Amazon and Max Planck Society announce Science Hub sustainability project awards
Two Max Planck Society researchers receive funding for projects to develop new ways to advance a more circular economy.
The Max Planck Society and Amazon have awarded gift research funding to Max Planck Society researchers Joerg Stueckler and Dirk Ponge for projects that aim to minimize waste by keeping materials, products, and services in circulation for as long as possible.
Stueckler and Ponge submitted their projects in response to the Max Planck Society and Amazon Science Hub’s Sustainability Call for Research Proposals (CFP), intended to advance state-of-the-art processes for a more circular economy.
“At Amazon, we strongly believe that innovation guided by science is essential to resolve the challenges of building a more sustainable environment,” said Zak Watts, Amazon’s director of sustainability in Europe. “We are excited to work with the Max Planck Society to work towards a more circular economy, including deploying robotics to improve waste recovery.”
Stueckler is a research group leader at the Max Planck Institute for Intelligent Systems. His research group focuses on embodied vision, particularly the study of robots that learn to perceive and act through interaction with their environments.
Stueckler’s project is titled “Physically plausible multi-object 6D pose estimation in object piles from RGB-D images.” When recycling or reusing objects, the ability to automatically identify single items from piles of objects is a critical step in collecting and sorting new or used items in return shipments. To solve such problems with robotic systems, robots need the ability to detect objects in a pile and also to work out in which order and how the objects can be removed.
“The project provides us with an opportunity to pursue cutting-edge research that could facilitate the development of new technologies towards a more resource-efficient and sustainable circular economy,” Stueckler said.
Stueckler is working to develop algorithms that estimate the position and orientation of objects and of the physical interactions between them. The algorithms use RGB-D images — shorthand for “red-green-blue-depth” — to predict an object’s 6D pose, meaning its position and orientation. Over the next year, Stueckler and his team will focus on objects with known shape and texture piled in a box, a common scenario in logistics applications.
Ponge is a group leader in the Max Planck Institute for Iron Research’s Department of Microstructure Physics and Alloy Design. His project, “Improving EU aluminum recycling rate,” aims to integrate more end-of-life aluminum products into the recycling stream.
Recycling aluminum from scrap can save up to 95 percent of the energy used in the production of new or primary aluminum. Aluminum and its alloys go through multiple recycling loops during their life cycle. Due to the inevitable mixing of incompatible scrap and different metals that occurs during the recycling process, harmful impurities are enriched in the secondary aluminum alloys. After multiple cycles, this causes them to become “dirty aluminum.”

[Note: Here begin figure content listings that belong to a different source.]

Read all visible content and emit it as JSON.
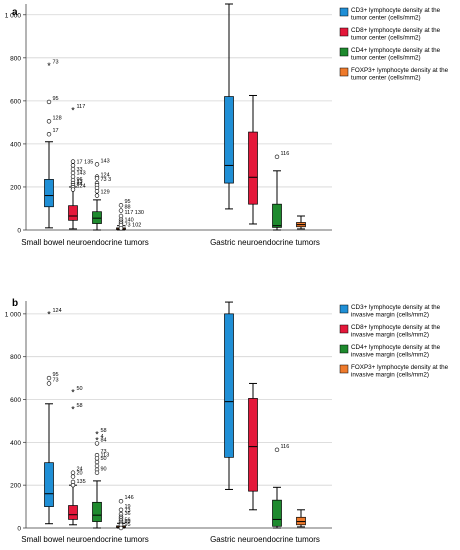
{
  "chart_data": [
    {
      "type": "box",
      "panel_label": "a",
      "categories": [
        "Small bowel neuroendocrine tumors",
        "Gastric neuroendocrine tumors"
      ],
      "ylim": [
        0,
        1050
      ],
      "yticks": [
        0,
        200,
        400,
        600,
        800,
        1000
      ],
      "ytick_labels": [
        "0",
        "200",
        "400",
        "600",
        "800",
        "1 000"
      ],
      "grid": true,
      "legend_position": "right",
      "series": [
        {
          "name": "CD3+ lymphocyte density at the tumor center (cells/mm2)",
          "color": "#1f8fd6",
          "boxes": [
            {
              "min": 10,
              "q1": 108,
              "median": 160,
              "q3": 235,
              "max": 410,
              "outliers": [
                {
                  "value": 765,
                  "label": "73",
                  "marker": "star"
                },
                {
                  "value": 595,
                  "label": "95",
                  "marker": "circle"
                },
                {
                  "value": 505,
                  "label": "128",
                  "marker": "circle"
                },
                {
                  "value": 445,
                  "label": "17",
                  "marker": "circle"
                }
              ]
            },
            {
              "min": 98,
              "q1": 218,
              "median": 300,
              "q3": 620,
              "max": 1050,
              "outliers": []
            }
          ]
        },
        {
          "name": "CD8+ lymphocyte density at the tumor center (cells/mm2)",
          "color": "#e4183a",
          "boxes": [
            {
              "min": 5,
              "q1": 45,
              "median": 65,
              "q3": 113,
              "max": 200,
              "outliers": [
                {
                  "value": 558,
                  "label": "117",
                  "marker": "star"
                },
                {
                  "value": 318,
                  "label": "",
                  "marker": "circle"
                },
                {
                  "value": 300,
                  "label": "17 135",
                  "marker": "circle"
                },
                {
                  "value": 283,
                  "label": "",
                  "marker": "circle"
                },
                {
                  "value": 265,
                  "label": "33",
                  "marker": "circle"
                },
                {
                  "value": 248,
                  "label": "143",
                  "marker": "circle"
                },
                {
                  "value": 232,
                  "label": "",
                  "marker": "circle"
                },
                {
                  "value": 218,
                  "label": "96",
                  "marker": "circle"
                },
                {
                  "value": 208,
                  "label": "13",
                  "marker": "circle"
                },
                {
                  "value": 198,
                  "label": "84",
                  "marker": "circle"
                },
                {
                  "value": 188,
                  "label": "124",
                  "marker": "circle"
                }
              ]
            },
            {
              "min": 28,
              "q1": 120,
              "median": 245,
              "q3": 455,
              "max": 625,
              "outliers": []
            }
          ]
        },
        {
          "name": "CD4+ lymphocyte density at the tumor center (cells/mm2)",
          "color": "#1e8a2e",
          "boxes": [
            {
              "min": 0,
              "q1": 30,
              "median": 55,
              "q3": 85,
              "max": 140,
              "outliers": [
                {
                  "value": 305,
                  "label": "143",
                  "marker": "circle"
                },
                {
                  "value": 248,
                  "label": "",
                  "marker": "circle"
                },
                {
                  "value": 240,
                  "label": "124",
                  "marker": "circle"
                },
                {
                  "value": 218,
                  "label": "73 3",
                  "marker": "circle"
                },
                {
                  "value": 208,
                  "label": "",
                  "marker": "circle"
                },
                {
                  "value": 195,
                  "label": "",
                  "marker": "circle"
                },
                {
                  "value": 180,
                  "label": "",
                  "marker": "circle"
                },
                {
                  "value": 160,
                  "label": "129",
                  "marker": "circle"
                }
              ]
            },
            {
              "min": 0,
              "q1": 12,
              "median": 20,
              "q3": 120,
              "max": 275,
              "outliers": [
                {
                  "value": 340,
                  "label": "116",
                  "marker": "circle"
                }
              ]
            }
          ]
        },
        {
          "name": "FOXP3+ lymphocyte density at the tumor center (cells/mm2)",
          "color": "#ee7a2c",
          "boxes": [
            {
              "min": 0,
              "q1": 2,
              "median": 5,
              "q3": 10,
              "max": 20,
              "outliers": [
                {
                  "value": 115,
                  "label": "95",
                  "marker": "circle"
                },
                {
                  "value": 90,
                  "label": "88",
                  "marker": "circle"
                },
                {
                  "value": 65,
                  "label": "117 130",
                  "marker": "circle"
                },
                {
                  "value": 48,
                  "label": "",
                  "marker": "circle"
                },
                {
                  "value": 38,
                  "label": "",
                  "marker": "circle"
                },
                {
                  "value": 30,
                  "label": "140",
                  "marker": "circle"
                },
                {
                  "value": 22,
                  "label": "",
                  "marker": "circle"
                },
                {
                  "value": 8,
                  "label": "73 102",
                  "marker": "circle"
                }
              ]
            },
            {
              "min": 5,
              "q1": 15,
              "median": 25,
              "q3": 35,
              "max": 65,
              "outliers": []
            }
          ]
        }
      ]
    },
    {
      "type": "box",
      "panel_label": "b",
      "categories": [
        "Small bowel neuroendocrine tumors",
        "Gastric neuroendocrine tumors"
      ],
      "ylim": [
        0,
        1060
      ],
      "yticks": [
        0,
        200,
        400,
        600,
        800,
        1000
      ],
      "ytick_labels": [
        "0",
        "200",
        "400",
        "600",
        "800",
        "1 000"
      ],
      "grid": true,
      "legend_position": "right",
      "series": [
        {
          "name": "CD3+ lymphocyte density at the invasive margin (cells/mm2)",
          "color": "#1f8fd6",
          "boxes": [
            {
              "min": 20,
              "q1": 100,
              "median": 160,
              "q3": 305,
              "max": 580,
              "outliers": [
                {
                  "value": 1000,
                  "label": "124",
                  "marker": "star"
                },
                {
                  "value": 700,
                  "label": "95",
                  "marker": "circle"
                },
                {
                  "value": 675,
                  "label": "73",
                  "marker": "circle"
                }
              ]
            },
            {
              "min": 180,
              "q1": 330,
              "median": 590,
              "q3": 1000,
              "max": 1055,
              "outliers": []
            }
          ]
        },
        {
          "name": "CD8+ lymphocyte density at the invasive margin (cells/mm2)",
          "color": "#e4183a",
          "boxes": [
            {
              "min": 15,
              "q1": 40,
              "median": 62,
              "q3": 105,
              "max": 200,
              "outliers": [
                {
                  "value": 635,
                  "label": "50",
                  "marker": "star"
                },
                {
                  "value": 555,
                  "label": "58",
                  "marker": "star"
                },
                {
                  "value": 258,
                  "label": "24",
                  "marker": "circle"
                },
                {
                  "value": 240,
                  "label": "20",
                  "marker": "circle"
                },
                {
                  "value": 215,
                  "label": "",
                  "marker": "circle"
                },
                {
                  "value": 200,
                  "label": "135",
                  "marker": "circle"
                }
              ]
            },
            {
              "min": 85,
              "q1": 172,
              "median": 380,
              "q3": 605,
              "max": 675,
              "outliers": []
            }
          ]
        },
        {
          "name": "CD4+ lymphocyte density at the invasive margin (cells/mm2)",
          "color": "#1e8a2e",
          "boxes": [
            {
              "min": 0,
              "q1": 30,
              "median": 60,
              "q3": 120,
              "max": 220,
              "outliers": [
                {
                  "value": 440,
                  "label": "58",
                  "marker": "star"
                },
                {
                  "value": 412,
                  "label": "4",
                  "marker": "star"
                },
                {
                  "value": 395,
                  "label": "84",
                  "marker": "circle"
                },
                {
                  "value": 340,
                  "label": "73",
                  "marker": "circle"
                },
                {
                  "value": 325,
                  "label": "113",
                  "marker": "circle"
                },
                {
                  "value": 308,
                  "label": "50",
                  "marker": "circle"
                },
                {
                  "value": 290,
                  "label": "",
                  "marker": "circle"
                },
                {
                  "value": 272,
                  "label": "",
                  "marker": "circle"
                },
                {
                  "value": 258,
                  "label": "90",
                  "marker": "circle"
                }
              ]
            },
            {
              "min": 0,
              "q1": 8,
              "median": 40,
              "q3": 130,
              "max": 190,
              "outliers": [
                {
                  "value": 365,
                  "label": "116",
                  "marker": "circle"
                }
              ]
            }
          ]
        },
        {
          "name": "FOXP3+ lymphocyte density at the invasive margin (cells/mm2)",
          "color": "#ee7a2c",
          "boxes": [
            {
              "min": 0,
              "q1": 2,
              "median": 5,
              "q3": 10,
              "max": 22,
              "outliers": [
                {
                  "value": 125,
                  "label": "146",
                  "marker": "circle"
                },
                {
                  "value": 85,
                  "label": "19",
                  "marker": "circle"
                },
                {
                  "value": 65,
                  "label": "73",
                  "marker": "circle"
                },
                {
                  "value": 52,
                  "label": "36",
                  "marker": "circle"
                },
                {
                  "value": 44,
                  "label": "",
                  "marker": "circle"
                },
                {
                  "value": 35,
                  "label": "",
                  "marker": "circle"
                },
                {
                  "value": 28,
                  "label": "",
                  "marker": "circle"
                },
                {
                  "value": 20,
                  "label": "56",
                  "marker": "circle"
                },
                {
                  "value": 15,
                  "label": "83",
                  "marker": "circle"
                },
                {
                  "value": 0,
                  "label": "95",
                  "marker": "circle"
                }
              ]
            },
            {
              "min": 5,
              "q1": 15,
              "median": 30,
              "q3": 50,
              "max": 85,
              "outliers": []
            }
          ]
        }
      ]
    }
  ]
}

By using thermodynamics to enhance the tolerance of recycled aluminum for impurities, Ponge proposes to increase the recycling rate while decreasing new aluminum in the recycling loop.
“We have to improve the recycling rate of aluminum alloys in order to achieve the goals of circular economy and sustainable metallurgy,” Ponge said.
Ponge also proposes to use advanced materials-characterization techniques as well as new alloy-design simulations to investigate damage in recycled aluminum caused by impurities. The goal of Ponge’s project is to fine-tune the microstructure of aluminum to allow for more impurities while maintaining the aluminum’s quality.
Launched in 2022, the Max Planck Society and Amazon Science Hub focuses on advancing research and development in Germany. It is the first Amazon Science Hub to exist outside the United States and its researchers harness techniques including automated reasoning and artificial intelligence in their sustainability work.
Sustainability proposals were reviewed and selected jointly by Max Planck Society and Amazon using three criteria: intellectual merit, innovation or translational impact, and execution. The Science Hub also looked for projects that addressed four particular challenges. These included establishing end-to-end transparency in the recycling system across Europe; increasing waste collection rates from European consumers; implementing technological or infrastructural changes to the European recycling system; and scaling improvements to the European recycling system via policy or industry collaborations.
All of the project results will be made available to the general public in the spirit of open source and open science through academic publications.